A man walks into an Israeli polling station, takes a blue envelope, and heads behind the partition. With his jeans, polo shirt, and bare head, he could be any secular, middle-class Israeli, but his darker skin hints to a Sephardic background.

His fingers hover over the white voting slips. “Shas” reads one, but the man continues as if unsure, glancing first at the “Machal” of the Likud, and “Tes” of Itamar Ben Gvir.

He rubs the back of his head, and raises his hand to his face, thinking, before stretching out to grab the Ben Gvir option.

Suddenly music plays and a spectral apparition of Rav Ovadiah Yosef appears.

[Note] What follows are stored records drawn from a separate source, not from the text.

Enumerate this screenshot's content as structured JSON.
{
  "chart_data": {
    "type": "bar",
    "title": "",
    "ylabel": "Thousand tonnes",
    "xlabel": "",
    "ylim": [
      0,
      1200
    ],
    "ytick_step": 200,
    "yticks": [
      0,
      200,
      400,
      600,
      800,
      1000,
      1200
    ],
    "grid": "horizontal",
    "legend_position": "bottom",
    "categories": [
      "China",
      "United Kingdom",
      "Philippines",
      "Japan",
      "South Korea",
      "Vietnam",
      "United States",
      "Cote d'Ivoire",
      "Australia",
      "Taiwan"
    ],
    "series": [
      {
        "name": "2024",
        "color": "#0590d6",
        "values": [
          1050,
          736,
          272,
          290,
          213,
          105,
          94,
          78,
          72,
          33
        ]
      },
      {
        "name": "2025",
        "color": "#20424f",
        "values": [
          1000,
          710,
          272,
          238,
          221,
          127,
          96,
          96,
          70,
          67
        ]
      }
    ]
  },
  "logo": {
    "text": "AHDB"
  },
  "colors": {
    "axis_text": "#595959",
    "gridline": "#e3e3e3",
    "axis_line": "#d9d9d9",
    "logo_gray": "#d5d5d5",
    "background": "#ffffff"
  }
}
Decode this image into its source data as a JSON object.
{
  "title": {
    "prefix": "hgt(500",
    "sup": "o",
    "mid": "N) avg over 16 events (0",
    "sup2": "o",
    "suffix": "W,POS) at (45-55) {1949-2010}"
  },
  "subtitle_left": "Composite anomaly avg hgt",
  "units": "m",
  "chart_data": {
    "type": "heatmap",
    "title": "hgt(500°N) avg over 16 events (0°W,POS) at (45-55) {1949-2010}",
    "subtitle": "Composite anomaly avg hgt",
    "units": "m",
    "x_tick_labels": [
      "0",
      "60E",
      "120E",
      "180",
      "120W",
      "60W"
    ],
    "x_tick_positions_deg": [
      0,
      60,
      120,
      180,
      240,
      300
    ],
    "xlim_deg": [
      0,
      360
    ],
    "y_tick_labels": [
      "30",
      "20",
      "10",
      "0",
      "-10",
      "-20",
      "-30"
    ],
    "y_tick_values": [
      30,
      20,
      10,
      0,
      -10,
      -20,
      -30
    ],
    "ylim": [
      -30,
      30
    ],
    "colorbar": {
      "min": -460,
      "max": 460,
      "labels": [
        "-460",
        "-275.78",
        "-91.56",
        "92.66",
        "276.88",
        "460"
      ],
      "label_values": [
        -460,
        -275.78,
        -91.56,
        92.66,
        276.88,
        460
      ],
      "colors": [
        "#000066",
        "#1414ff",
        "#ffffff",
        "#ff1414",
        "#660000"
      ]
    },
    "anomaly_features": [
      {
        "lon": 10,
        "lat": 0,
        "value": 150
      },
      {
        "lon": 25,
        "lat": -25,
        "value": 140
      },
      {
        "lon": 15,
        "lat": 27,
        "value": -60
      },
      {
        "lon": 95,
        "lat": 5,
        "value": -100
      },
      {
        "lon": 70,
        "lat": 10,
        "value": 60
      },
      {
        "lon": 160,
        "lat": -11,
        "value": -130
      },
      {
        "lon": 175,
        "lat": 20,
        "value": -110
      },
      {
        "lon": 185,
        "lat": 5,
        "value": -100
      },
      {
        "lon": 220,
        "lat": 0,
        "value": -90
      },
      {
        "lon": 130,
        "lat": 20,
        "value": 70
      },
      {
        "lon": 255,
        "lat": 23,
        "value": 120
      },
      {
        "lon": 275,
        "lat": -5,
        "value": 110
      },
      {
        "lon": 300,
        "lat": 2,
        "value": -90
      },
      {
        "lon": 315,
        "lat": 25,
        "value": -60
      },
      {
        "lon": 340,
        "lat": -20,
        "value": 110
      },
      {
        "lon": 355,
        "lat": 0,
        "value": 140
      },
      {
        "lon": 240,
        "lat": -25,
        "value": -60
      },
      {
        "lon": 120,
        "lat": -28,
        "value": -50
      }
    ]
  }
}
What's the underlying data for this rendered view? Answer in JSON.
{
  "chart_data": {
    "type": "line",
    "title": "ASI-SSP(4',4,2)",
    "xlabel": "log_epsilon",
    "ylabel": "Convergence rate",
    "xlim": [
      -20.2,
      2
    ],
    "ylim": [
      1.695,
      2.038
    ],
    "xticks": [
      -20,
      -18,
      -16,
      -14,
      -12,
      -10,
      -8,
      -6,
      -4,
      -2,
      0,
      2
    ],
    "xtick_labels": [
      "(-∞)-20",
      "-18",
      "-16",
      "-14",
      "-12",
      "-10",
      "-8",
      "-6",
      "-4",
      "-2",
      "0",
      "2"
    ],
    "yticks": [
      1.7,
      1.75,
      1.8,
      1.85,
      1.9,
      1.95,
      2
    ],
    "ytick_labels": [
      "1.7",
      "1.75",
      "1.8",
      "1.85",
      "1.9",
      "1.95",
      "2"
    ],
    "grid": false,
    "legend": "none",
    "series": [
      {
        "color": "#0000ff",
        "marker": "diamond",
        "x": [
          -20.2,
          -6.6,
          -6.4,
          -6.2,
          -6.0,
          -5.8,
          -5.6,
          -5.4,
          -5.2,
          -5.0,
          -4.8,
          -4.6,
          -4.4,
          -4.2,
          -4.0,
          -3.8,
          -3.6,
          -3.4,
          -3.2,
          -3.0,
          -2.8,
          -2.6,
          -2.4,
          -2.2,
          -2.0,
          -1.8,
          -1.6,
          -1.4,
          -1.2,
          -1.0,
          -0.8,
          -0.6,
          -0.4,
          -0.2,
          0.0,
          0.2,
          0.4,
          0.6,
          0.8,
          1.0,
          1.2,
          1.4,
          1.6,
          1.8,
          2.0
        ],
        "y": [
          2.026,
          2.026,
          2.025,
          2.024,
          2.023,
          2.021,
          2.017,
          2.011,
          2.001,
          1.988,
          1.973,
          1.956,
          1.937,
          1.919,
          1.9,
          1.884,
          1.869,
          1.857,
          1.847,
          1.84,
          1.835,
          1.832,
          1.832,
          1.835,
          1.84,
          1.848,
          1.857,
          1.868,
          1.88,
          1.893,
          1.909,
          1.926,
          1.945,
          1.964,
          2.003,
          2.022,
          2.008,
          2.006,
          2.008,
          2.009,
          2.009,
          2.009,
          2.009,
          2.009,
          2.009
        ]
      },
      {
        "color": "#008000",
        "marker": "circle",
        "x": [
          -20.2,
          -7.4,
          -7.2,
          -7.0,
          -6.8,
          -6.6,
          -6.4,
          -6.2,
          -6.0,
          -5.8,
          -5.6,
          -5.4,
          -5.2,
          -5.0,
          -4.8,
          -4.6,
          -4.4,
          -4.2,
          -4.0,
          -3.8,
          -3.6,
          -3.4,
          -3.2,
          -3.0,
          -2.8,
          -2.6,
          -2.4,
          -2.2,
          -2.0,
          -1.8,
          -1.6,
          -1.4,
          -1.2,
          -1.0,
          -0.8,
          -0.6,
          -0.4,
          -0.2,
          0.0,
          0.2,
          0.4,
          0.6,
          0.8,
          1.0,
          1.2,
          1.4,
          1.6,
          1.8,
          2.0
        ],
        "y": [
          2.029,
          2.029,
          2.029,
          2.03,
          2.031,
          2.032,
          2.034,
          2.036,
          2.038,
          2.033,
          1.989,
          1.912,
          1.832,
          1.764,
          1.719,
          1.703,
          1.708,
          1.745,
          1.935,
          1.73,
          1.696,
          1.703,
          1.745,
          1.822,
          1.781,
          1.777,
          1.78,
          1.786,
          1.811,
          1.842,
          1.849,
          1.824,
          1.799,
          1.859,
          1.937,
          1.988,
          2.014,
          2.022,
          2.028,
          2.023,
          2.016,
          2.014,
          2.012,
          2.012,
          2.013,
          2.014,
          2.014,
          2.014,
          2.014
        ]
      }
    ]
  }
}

Shocked, the man blurts out, “Kevod Harav!”

The voter spills his story of being torn between Shas and other right-wing parties, to which Rav Ovadiah responds in loving tones.

“My son, listen to me, I want what’s good for you in This World and the Next. Our entire purpose is to do the Will of Hashem, to strengthen emunah, to strengthen the mitzvot. Vote for Shas!”

The man takes a Shas slip, and placing his hand over his head like a kippah, sends the envelope into the blue ballot box.

Released days before last week’s seismic elections, the above video clip — which like much of Shas’s slick campaign went viral — is a good starting point to understand the meteoric comeback of the Shas party and its leader, Aryeh Deri.

Just a few years ago, Shas was derided as a has-been. Riven by internal rivalries, bleeding voters to the Likud, and — in the wake of Rav Ovadiah’s passing — bereft of its giant founder, the party seemed destined to be relegated to the status of a Sephardi version of the Agudah-Degel tie-up.

But like a phoenix rising from the ashes, Shas has stormed back, jumping from nine to 11 seats in the elections — even while fending off the encroachment of Itamar Ben Gvir’s party. The 390,000 voters that the party attracted almost match the record from 1999, when a black-bearded Deri led Shas to 17 Knesset seats.

Like the fictional voter of the party’s digital campaign, many former Shas supporters — those swayed by the siren song of the other right-wing parties — found themselves voting Rav Ovadiah inside the polling booth.